そんな突っ込み所など意に介さず、キシさんは躊躇なく一切れ口に放り込んだ。
「……ふむ」
「…………」
気持ち悪くて味見など当然していないが、一応は調理した身として感想は気になる。そもそもどんな味がするのか興味もある。食べてみたいとは全く思わないけれど。
「ふむ、ふむ……」
「ど、どうですか?」
「うーん……」
切り分けた時は堅い音がしたのに咀嚼音はしない。見た目通り柔らかいのかもしれないが……なんか一口にかける時間長すぎじゃない? 柔らかいは柔らかいけどホルモンみたいに噛み切れない系の柔らかさか? いや、それにしてはあっさりナイフで切れていた。ますます分けわからん。
「……甘い」
そしてようやく飲み込んで出た言葉がそれ。味付けは塩胡椒なのに?
「脂が甘いみたいなアレですか?」
「いや、和菓子系の甘さだ」
甘っ。
「そしてそれが通り過ぎると山菜のようなほろ苦さが広がり、ピリリとした山椒のような辛味、藻塩を訪仏させるやわらかな塩味、柑橘系の爽やかな酸味が順に巡り――最後にガツンと肉! という感じの旨味が来る」
「ぜ、全然分からない……!」
「ちなみに何の肉かと問われれば回答は困難だ。
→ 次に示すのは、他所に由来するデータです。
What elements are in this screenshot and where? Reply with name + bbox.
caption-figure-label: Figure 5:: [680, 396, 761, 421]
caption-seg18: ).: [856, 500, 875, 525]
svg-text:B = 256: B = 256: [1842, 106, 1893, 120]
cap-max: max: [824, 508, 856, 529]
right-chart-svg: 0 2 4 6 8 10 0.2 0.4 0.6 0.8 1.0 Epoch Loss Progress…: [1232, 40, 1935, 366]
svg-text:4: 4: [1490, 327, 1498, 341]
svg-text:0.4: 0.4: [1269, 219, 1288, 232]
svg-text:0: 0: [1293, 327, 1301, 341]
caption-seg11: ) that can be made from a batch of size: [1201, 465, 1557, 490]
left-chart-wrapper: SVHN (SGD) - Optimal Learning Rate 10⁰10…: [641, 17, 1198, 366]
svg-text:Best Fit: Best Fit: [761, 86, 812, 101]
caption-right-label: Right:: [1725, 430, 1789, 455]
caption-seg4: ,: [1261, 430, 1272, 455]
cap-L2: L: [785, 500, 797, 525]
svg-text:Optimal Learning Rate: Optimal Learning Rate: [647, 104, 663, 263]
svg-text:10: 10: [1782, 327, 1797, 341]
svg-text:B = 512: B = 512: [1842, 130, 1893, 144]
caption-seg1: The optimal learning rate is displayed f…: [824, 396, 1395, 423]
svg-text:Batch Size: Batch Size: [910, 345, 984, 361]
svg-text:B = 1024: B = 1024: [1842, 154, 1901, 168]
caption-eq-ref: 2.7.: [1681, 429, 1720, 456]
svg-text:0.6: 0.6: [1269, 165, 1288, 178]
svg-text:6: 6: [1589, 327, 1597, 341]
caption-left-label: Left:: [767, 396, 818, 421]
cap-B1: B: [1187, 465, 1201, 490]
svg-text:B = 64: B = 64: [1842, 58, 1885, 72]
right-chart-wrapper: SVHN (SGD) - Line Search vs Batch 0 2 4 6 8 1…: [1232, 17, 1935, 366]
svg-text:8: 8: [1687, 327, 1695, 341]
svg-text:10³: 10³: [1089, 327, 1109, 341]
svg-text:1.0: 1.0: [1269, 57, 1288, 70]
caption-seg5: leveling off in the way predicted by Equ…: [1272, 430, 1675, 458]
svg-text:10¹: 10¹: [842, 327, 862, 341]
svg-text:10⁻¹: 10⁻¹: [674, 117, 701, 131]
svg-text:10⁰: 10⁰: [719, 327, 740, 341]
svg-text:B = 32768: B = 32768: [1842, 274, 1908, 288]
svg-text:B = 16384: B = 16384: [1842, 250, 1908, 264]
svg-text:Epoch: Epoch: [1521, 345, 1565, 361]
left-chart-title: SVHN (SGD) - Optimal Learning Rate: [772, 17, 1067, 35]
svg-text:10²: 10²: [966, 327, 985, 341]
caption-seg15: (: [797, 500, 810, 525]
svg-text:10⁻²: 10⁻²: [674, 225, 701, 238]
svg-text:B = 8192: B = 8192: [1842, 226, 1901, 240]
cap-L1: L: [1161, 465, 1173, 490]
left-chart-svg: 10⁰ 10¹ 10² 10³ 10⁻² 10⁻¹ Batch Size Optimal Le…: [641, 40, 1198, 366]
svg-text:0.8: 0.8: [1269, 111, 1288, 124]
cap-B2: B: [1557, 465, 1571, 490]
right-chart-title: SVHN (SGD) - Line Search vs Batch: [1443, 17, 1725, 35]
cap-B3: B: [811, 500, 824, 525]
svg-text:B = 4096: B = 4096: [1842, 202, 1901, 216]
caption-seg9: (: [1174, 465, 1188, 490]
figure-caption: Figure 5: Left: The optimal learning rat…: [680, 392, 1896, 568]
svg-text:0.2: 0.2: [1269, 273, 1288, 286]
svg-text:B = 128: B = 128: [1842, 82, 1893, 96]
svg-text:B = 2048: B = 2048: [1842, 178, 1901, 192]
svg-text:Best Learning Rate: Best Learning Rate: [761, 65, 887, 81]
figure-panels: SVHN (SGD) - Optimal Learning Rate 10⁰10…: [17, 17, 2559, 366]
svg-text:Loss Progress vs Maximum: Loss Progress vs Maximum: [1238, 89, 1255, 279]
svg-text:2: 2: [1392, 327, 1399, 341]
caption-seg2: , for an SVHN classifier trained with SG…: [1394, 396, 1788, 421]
何か分からぬが『肉!』という味だ」
「はあ……」
もう何が何やら……。
「まあ大分独特ではあるが、美味いのではないか?」
「美味いんだ……」
「調理を担当してもらった礼だ。貴様も少しどうだ」
「ご遠慮します……お礼というなら、後片付けをお願いします……もう寝ます」
靄を吸ってしまったのか心なしか眠気が強い。時刻と調理疲れの一言では片付けられない眠さだ。これも獏肉の力なのだろうか……実際に食ってるキシさんからは眠気を感じないが。
「うむ。休むがよい」
「それじゃあ、お休みなさい……」
厨房に残るキシさんに背を向け、僕は自室に向けて歩き出した。
* * *
――その後、僕は悪夢に魘されながら三日三晩眠り続けた。
目が覚めた時に最初に見たのは、涙で青い瞳を赤く腫らせたビャクちゃんだった。明らかに獏の肉を調理した副作用で、流石のキシさんも申し訳なさそうに頭を下げてきた。
……僕が眠っている間も獏肉を自分で調理して食い続けていたキシさんが無事なのは全くの謎であるが。